Diz ele que negou um almoço com a chefona, que o queria informar das mudanças que estavam sendo implementadas. “Eu ter assumido esse trabalho mostra que eles não mudaram de verdade. Eles têm seis membros negros, parabéns para eles”, afirmou.

“Sou seu apresentador e estou aqui porque sou negro. O Globo de Ouro não foi transmitido no ano passado, porque a associação, eu não vou dizer que era racista, mas não tinha um único membro negro até George Floyd morrer. Façam o que quiserem com essa informação”, havia dito antes, num discurso que aumentou o desconforto no auditório do hotel Beverly Hilton, em Los Angeles.

Esta 80ª edição do Globo de Ouro acontece depois de sua antecessora não ter sido exibida na televisão. A emissora NBC concordou em retomar a transmissão neste ano, depois de a Associação de Imprensa Estrangeira ter adotado regras para driblar a falta de diversidade em seu quadro, a falta de transparência e a suposta compra de votos.

Não que o público tenha visto mudanças concretas. Faltou ainda um mea-culpa mais contundente durante a cerimônia, para além de dar carta branca para um humorista fazer, bem, humor, e da fala insossa e rápida da presidente Helen Hoehne, que destacou que o grupo vai “continuar apoiando as mais diversas vozes”, como fez no último ano.

Mas parece ter sido o suficiente para os artistas que lotaram a cerimônia, com drinques como combustível para aquela que é notoriamente a mais etílica noite de Hollywood –”alguns estão bêbados, o que poderia ser melhor?”, brincou Guillermo Del Toro ao vencer pela animação “Pinóquio”.

Além dele, Spielberg, premiado ainda como melhor diretor por “Fabelmans”, e James Cameron estavam lá. Jamie Lee Curtis, Margot Robbie, Julia Roberts e Angela Bassett, também. Curiosamente, os próprios indicados ficaram a cargo de apresentar a maioria das categorias no palco –um caminho para evitar negativas de outras estrelas, talvez.

Também ficaram ausentes Tom Cruise e Brendan Fraser, de “Top Gun: Maverick” e “A Baleia”. Eles já haviam dito que não iriam, ao contrário de Cate Blanchett, que venceu por “Tár”, e Amanda Seyfried, da série “The Dropout”, que justificaram a ausência com compromissos de trabalho.

Mas no tapete vermelho muitos já comemoravam o “prazer” e a “honra” que era estar indicado para um Globo de Ouro. Mais tarde, conforme os vencedores subiam ao palco, o clima celebratório permaneceu, sem que os discursos de vitória refletissem o embaraço da situação.
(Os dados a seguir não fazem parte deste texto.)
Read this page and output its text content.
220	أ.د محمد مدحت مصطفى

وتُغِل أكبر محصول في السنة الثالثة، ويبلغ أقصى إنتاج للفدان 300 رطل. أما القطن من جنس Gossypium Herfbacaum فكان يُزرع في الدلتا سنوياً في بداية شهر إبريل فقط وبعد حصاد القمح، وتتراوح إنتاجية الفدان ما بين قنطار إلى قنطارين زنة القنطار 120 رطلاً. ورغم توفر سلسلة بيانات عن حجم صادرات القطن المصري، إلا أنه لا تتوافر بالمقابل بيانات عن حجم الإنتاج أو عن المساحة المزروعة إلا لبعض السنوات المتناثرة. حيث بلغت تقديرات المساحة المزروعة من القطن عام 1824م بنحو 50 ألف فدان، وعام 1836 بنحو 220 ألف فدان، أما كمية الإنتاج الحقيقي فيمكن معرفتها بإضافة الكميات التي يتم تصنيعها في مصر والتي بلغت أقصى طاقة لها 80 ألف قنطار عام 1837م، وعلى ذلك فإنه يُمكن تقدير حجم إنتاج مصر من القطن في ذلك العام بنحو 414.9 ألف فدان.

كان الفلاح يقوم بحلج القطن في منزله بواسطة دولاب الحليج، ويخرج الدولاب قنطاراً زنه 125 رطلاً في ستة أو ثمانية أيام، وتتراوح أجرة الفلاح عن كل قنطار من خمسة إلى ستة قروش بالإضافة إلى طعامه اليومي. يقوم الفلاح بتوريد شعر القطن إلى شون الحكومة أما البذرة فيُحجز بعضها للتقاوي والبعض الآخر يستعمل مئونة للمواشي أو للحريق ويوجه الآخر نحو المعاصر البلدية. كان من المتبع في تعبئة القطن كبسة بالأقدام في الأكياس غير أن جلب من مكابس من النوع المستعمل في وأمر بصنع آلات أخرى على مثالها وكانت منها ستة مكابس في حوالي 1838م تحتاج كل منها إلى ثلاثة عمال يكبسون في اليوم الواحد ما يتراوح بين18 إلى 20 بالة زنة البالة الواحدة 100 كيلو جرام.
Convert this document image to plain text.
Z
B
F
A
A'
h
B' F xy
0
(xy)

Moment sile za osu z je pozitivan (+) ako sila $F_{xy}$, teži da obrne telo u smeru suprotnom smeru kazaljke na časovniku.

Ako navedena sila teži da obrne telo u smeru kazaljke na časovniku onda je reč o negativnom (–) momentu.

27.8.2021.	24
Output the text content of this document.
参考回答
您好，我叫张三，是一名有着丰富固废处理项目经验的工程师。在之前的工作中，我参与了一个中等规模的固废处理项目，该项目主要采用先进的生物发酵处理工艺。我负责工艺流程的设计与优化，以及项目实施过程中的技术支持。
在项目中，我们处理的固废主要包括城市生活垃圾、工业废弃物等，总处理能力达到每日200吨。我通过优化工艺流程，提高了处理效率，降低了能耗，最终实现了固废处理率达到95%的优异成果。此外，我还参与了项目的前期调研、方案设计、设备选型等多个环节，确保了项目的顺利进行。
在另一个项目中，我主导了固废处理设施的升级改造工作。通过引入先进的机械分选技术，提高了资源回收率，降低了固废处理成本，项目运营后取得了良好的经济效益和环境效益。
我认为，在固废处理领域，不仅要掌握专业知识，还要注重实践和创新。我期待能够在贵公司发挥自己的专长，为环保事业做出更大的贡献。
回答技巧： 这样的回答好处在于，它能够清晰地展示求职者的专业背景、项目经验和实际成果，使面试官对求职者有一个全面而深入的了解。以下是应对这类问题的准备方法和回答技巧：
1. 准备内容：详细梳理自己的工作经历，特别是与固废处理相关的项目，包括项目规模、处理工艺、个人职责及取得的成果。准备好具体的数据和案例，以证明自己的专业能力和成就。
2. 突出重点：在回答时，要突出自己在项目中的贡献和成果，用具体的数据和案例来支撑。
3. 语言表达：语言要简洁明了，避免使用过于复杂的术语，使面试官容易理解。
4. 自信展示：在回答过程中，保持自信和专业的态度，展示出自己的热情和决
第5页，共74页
Um tanto estranho para uma classe que se diz tão engajada.

Para além da superficialidade e da breguice revestida em glamour desse tipo de festa, no entanto, importante mesmo é a lista de vencedores. E esta, ao menos, mostrou que a associação está mais aberta à diversidade do que é costume.

Em cinema, três dos atores premiados são de grupos considerados sub-representados. Michelle Yeoh e Ke Huy Quan, de origem asiática, venceram por “Tudo em Todo Lugar ao Mesmo Tempo”, enquanto Angela Bassett se tornou a primeira atuação da Marvel laureada, com “Pantera Negra: Wakanda para Sempre”.

Na ala televisiva também foram três os atores que levantaram a bandeira da diversidade, todos negros. Zendaya venceu por “Euphoria” e Quinta Brunson e Tyler James Williams, por “Abbott Elementary”.

Del Toro ainda representou os latinos com sua vitória por “Pinóquio”, ao lado da Argentina, que desbancou os europeus em filme estrangeiro, com “Argentina, 1985”. Queridinho indiano da temporada, “RRR” puxou o tapete de Rihanna, Lady Gaga e Taylor Swift para levar canção original.

Mas é preciso cautela ao congratular o Globo de Ouro. As vitórias são reflexo de uma safra de filmes e séries diversa, sinal de mudança na indústria como um todo. O papel da premiação foi não rejeitar os novos tempos. Resta saber se a tendência se mantém ou se é marketing, numa indústria tão movida por aparências.